A HESS can be connected to an MG through different topologies. Different topologies can be employed to combine HPS and HES [252]. A comprehensive review of HESS topologies is presented in [180]. Power converter topologies can be classified as active, semi-active, and passive [178].

In passive topology, two storages with same voltage are simply connected together, that is, efficient, simple, and cost-effective topology [88]. Since the terminal voltage of the storages is not regulated, the power distribution between HPS and the HES units is mainly determined by internal resistances and their voltage-current characteristics. As a result, the available energy from the HPS is very limited, and it acts as a low pass filter for the HESS.

In the semi-active topology, a power converter is inserted at the terminals of one of storages, while the other storage is directly connected to the DC bus [253]. Although the use of a converter requires extra installation space and increases the cost, this class of topology offers more controllability and dispatch capability. There are different semi-active HESS topologies that are reviewed in [132, 253]. The use of the extra converters in this topology makes a better working range of the HESS [132].
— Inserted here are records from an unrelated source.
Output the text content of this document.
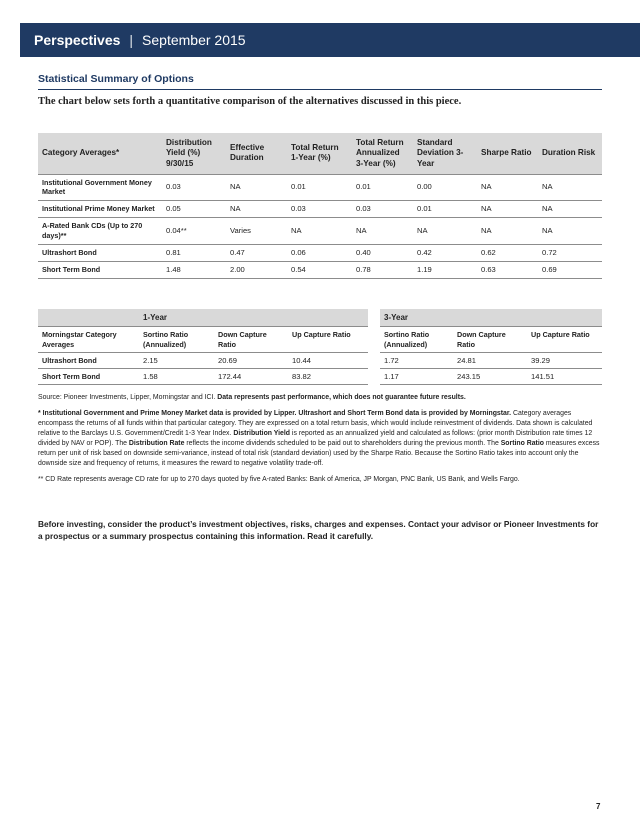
Perspectives | September 2015
Statistical Summary of Options
The chart below sets forth a quantitative comparison of the alternatives discussed in this piece.
Category Averages*	Distribution Yield (%) 9/30/15	Effective Duration	Total Return 1-Year (%)	Total Return Annualized 3-Year (%)	Standard Deviation 3-Year	Sharpe Ratio	Duration Risk
Institutional Government Money Market	0.03	NA	0.01	0.01	0.00	NA	NA
Institutional Prime Money Market	0.05	NA	0.03	0.03	0.01	NA	NA
A-Rated Bank CDs (Up to 270 days)**	0.04**	Varies	NA	NA	NA	NA	NA
Ultrashort Bond	0.81	0.47	0.06	0.40	0.42	0.62	0.72
Short Term Bond	1.48	2.00	0.54	0.78	1.19	0.63	0.69
	1-Year		
Morningstar Category Averages	Sortino Ratio (Annualized)	Down Capture Ratio	Up Capture Ratio
Ultrashort Bond	2.15	20.69	10.44
Short Term Bond	1.58	172.44	83.82
3-Year		
Sortino Ratio (Annualized)	Down Capture Ratio	Up Capture Ratio
1.72	24.81	39.29
1.17	243.15	141.51

Source: Pioneer Investments, Lipper, Morningstar and ICI. Data represents past performance, which does not guarantee future results.

* Institutional Government and Prime Money Market data is provided by Lipper. Ultrashort and Short Term Bond data is provided by Morningstar. Category averages encompass the returns of all funds within that particular category. They are expressed on a total return basis, which would include reinvestment of dividends. Data shown is calculated relative to the Barclays U.S. Government/Credit 1-3 Year Index. Distribution Yield is reported as an annualized yield and calculated as follows: (prior month Distribution rate times 12 divided by NAV or POP). The Distribution Rate reflects the income dividends scheduled to be paid out to shareholders during the previous month. The Sortino Ratio measures excess return per unit of risk based on downside semi-variance, instead of total risk (standard deviation) used by the Sharpe Ratio. Because the Sortino Ratio takes into account only the downside size and frequency of returns, it measures the reward to negative volatility trade-off.

** CD Rate represents average CD rate for up to 270 days quoted by five A-rated Banks: Bank of America, JP Morgan, PNC Bank, US Bank, and Wells Fargo.

Before investing, consider the product’s investment objectives, risks, charges and expenses. Contact your advisor or Pioneer Investments for a prospectus or a summary prospectus containing this information. Read it carefully.
7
Active HESS topologies consist of two or more energy storages in which each energy storage unit is connected to the system by the separate power converter. The active HESS topology can be further broken down as series active topology, parallel active topology, isolated active topology, and multilevel active topology, depending on how high energy storage and high power storage are connected to the two or more converters and eventually to the microgrid. Although the complexity, losses, and cost of the system increase, this class of topology has certain advantages. The advantage of this configuration is that all powers of storages can be controlled actively. Sophisticated control schemes can be implemented in a fully active HESS which is the most commonly used configuration [254]. The parallel active hybrid topology utilizes two converters for power control of the storage 1 and the storage 2. While in the traditional parallel topologies, the energy is exchanged via the common DC bus and the two cascaded converters that negatively affects the overall efficiency of the system. To solve the mentioned problem, a reconfigurable topology is proposed in [255]. Compared to conventional active topologies, the reconfigurable topology has advantages including reduction in the DC-bus capacitor size, increased efficiency during the energy exchange modes, and the capability of reconfiguration. In some researches, multilevel converters are used as hybrid storage power converters [256]. Using a multilevel structure, the system reliability and power quality can also be enhanced. Meanwhile, connecting multiple energy storage in one converter reduces costs and coordination control complexity. However, the number of power electronics switches and capacitors in the multilevel converters are high and their control is more complicated. Isolated multi-port converters for HESS have been used in [257]. Each structure has its own advantages and disadvantages, but in recent years, the use of the active structure has been considered due to its high capabilities. For HESS connection to MG, the various class of power converter can be used [258]. To select a power converter, various parameters such as efficiency, cost, reliability, and flexibility should be considered [178].

Comparison of Different Topologies

The HESS topology directly affects energy management strategy. In the passive topology, there is no direct control of the storage power. In the semi-active topology, the output power of one of the storages is uncontrollable and the voltage of the other should be same as the DC bus. The active structure controls the output or input power of both storages by a rational control strategy, in cost of lower efficiency. Appropriate topology should be selected regarding different factors such as costs, efficiency, controllability, complexity, and flexibility. Table 4.5 compares the

TABLE 4.5

Comparison of Different Hybrid Storages Topologies [178]

HESS topologies from different operational aspects. The passive topology is simple and cost-effective but noncontrollable. In terms of controllability and flexibility and taking into account different constraints, such as SoC, the active topology exhibits the best performance, but its cost and complexity is high. The semi-active topology introduces limited controllability with lower cost [178].